Talend Data Fabric Getting Started Guide

author
Talend Documentation Team
EnrichVersion
6.4
EnrichProdName
Talend Data Fabric
task
Data Quality and Preparation > Cleansing data
Data Quality and Preparation > Profiling data
Design and Development
Installation and Upgrade

The profiling results of the column analysis show that there are some duplicate records in the email and phone columns. Check Showing analysis results for detail.

From the analysis results, you can generate out-of-box Jobs that separate unique from duplicate records in the selected columns. Such Jobs output all the duplicates in a reject delimited file by default, and writes the unique values in the database used in the analysis.

You can follow the same procedure to remove duplicates from the Email or Phone columns.

Before you begin

  • You have opened the Profiling perspective in the Studio.

  • You have created and executed the column analysis. For further information, see Identifying anomalies in data.

Procedure

  1. Open the column analysis in the Profiling perspective and click Analysis Results at the bottom of the editor.
  2. In the Simple Statistics results of the Email or Phone column, right-click Duplicate Count and select Identify duplicates.

    This example uses the outcome of the simple statistics used on the Email column.

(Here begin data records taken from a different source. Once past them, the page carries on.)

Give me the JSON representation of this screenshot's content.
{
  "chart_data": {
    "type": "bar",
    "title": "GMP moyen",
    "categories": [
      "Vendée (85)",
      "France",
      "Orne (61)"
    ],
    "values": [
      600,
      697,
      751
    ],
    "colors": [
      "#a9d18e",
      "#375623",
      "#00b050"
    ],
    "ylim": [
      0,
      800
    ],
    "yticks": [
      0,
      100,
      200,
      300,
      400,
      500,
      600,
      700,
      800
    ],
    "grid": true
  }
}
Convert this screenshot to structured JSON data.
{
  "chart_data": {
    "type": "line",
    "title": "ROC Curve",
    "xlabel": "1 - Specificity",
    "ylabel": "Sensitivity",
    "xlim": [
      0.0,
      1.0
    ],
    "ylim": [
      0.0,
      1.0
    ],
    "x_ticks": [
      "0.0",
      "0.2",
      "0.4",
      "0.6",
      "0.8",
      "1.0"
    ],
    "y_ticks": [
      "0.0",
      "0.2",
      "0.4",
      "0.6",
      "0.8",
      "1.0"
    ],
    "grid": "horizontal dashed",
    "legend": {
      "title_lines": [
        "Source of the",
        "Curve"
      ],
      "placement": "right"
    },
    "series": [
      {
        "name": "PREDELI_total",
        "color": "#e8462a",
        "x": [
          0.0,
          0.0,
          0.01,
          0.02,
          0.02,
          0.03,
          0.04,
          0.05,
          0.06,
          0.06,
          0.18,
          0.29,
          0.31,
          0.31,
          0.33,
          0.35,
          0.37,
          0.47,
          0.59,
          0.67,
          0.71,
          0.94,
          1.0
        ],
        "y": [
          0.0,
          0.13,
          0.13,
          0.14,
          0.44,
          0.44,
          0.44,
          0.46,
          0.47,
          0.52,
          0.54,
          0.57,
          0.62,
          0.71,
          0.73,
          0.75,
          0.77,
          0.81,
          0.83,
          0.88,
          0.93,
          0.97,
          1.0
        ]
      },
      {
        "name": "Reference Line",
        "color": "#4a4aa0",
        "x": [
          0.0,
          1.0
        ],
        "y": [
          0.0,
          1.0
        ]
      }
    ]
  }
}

    The Integration perspective opens showing the generated Job, and the Job is listed in the Repository tree view.

    The tMysqlInput, tUniqueRow and tMysqlOutputBulkExec components are automatically configured according to your connection and the columns you are analyzing. tMysqlOutputBulkExec writes unique records to a new table in MySQL and tFileOutputDelimited writes duplicate records in an output delimited file.

  3. Press F6 to execute the Job.

Results

Duplicate values are written to the output file and unique records are written to a new table in the gettingstarted database in MySQL.